O produto foi desenvolvido para simplificar a contratação dos seguros obrigatórios e ampliar a conformidade regulatória dos pequenos transportadores. O pacote inclui as coberturas de Responsabilidade Civil do Transportador Rodoviário de Carga (RCTR-C), Responsabilidade Civil por Desaparecimento de Carga (RC-DC) e Responsabilidade Civil de Veículo (RC-V), com vigência de 12 meses.
Segundo a empresa, a contratação é realizada de forma totalmente digital por meio do aplicativo Telerisco. Após o cadastro, o transportador recebe propostas, apólices e certificados eletronicamente, com acesso imediato aos documentos pelo celular.
A Pamcary informa que a averbação do seguro ocorre apenas quando o transportador emitir Conhecimento de Transporte Eletrônico (CT-e) ou Manifesto Eletrônico de Documentos Fiscais (MDF-e) em seu próprio nome, pagando o prêmio correspondente à carga transportada em cada operação.

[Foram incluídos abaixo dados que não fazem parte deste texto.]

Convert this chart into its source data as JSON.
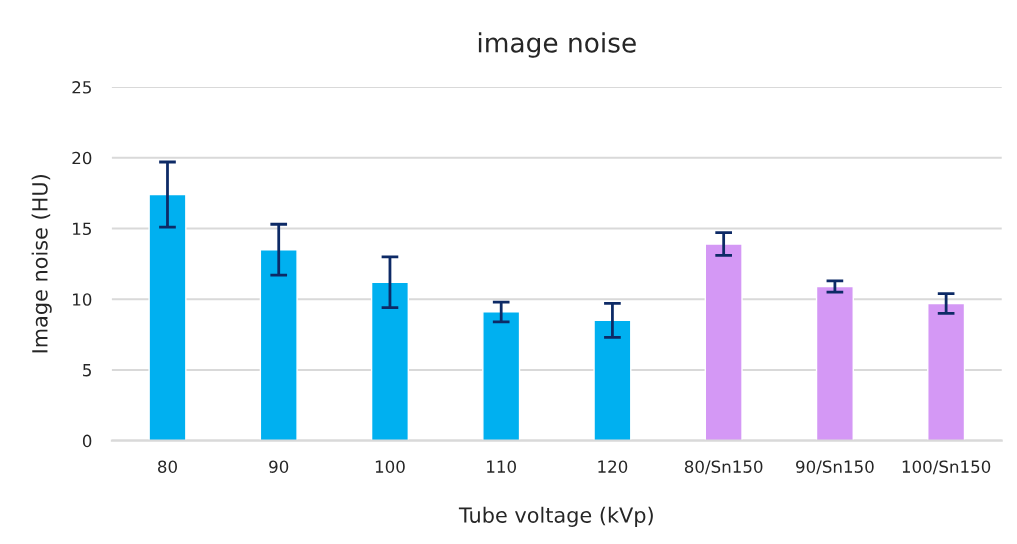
{
  "chart_data": {
    "type": "bar",
    "title": "image noise",
    "xlabel": "Tube voltage (kVp)",
    "ylabel": "Image noise (HU)",
    "categories": [
      "80",
      "90",
      "100",
      "110",
      "120",
      "80/Sn150",
      "90/Sn150",
      "100/Sn150"
    ],
    "values": [
      17.4,
      13.5,
      11.2,
      9.1,
      8.5,
      13.9,
      10.9,
      9.7
    ],
    "errors": [
      2.3,
      1.8,
      1.8,
      0.7,
      1.2,
      0.8,
      0.4,
      0.7
    ],
    "colors": [
      "#00b0f0",
      "#00b0f0",
      "#00b0f0",
      "#00b0f0",
      "#00b0f0",
      "#d498f5",
      "#d498f5",
      "#d498f5"
    ],
    "ylim": [
      0,
      25
    ],
    "yticks": [
      0,
      5,
      10,
      15,
      20,
      25
    ],
    "grid": "y",
    "legend": false
  }
}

“O produto foi desenvolvido para que o MEI Transportador possa cumprir suas obrigações sem burocracia, com custo acessível e contratação simplificada. As negociações e contratações são feitas pelo celular, permitindo que o profissional mantenha seu RNTRC ativo e amplie suas possibilidades de contratação”, afirma Marcos Gigli, vice-presidente Comercial da Pamcary.
A solução chega ao mercado em um momento de mudança regulatória. A partir de 1º de julho, transportadoras enquadradas como MEI ou ME deverão comprovar à ANTT a contratação das três coberturas obrigatórias previstas na Lei nº 11.442/2007, alterada pela Lei nº 14.599/2023.
A exigência foi regulamentada pela Resolução nº 6.068/2025 da ANTT, que estabelece a comprovação eletrônica das apólices para manutenção do RNTRC. Empresas que não apresentarem as coberturas poderão ter o registro suspenso e ficar impedidas de operar.
A obrigatoriedade não se aplica aos Transportadores Autônomos de Cargas (TACs) que atuam como subcontratados de transportadoras, uma vez que, nesses casos, a cobertura costuma estar vinculada às apólices da empresa contratante.
Além da regularização junto à agência reguladora, a manutenção das coberturas é importante para evitar problemas relacionados à validade dos contratos de transporte e à cobertura securitária das operações logísticas.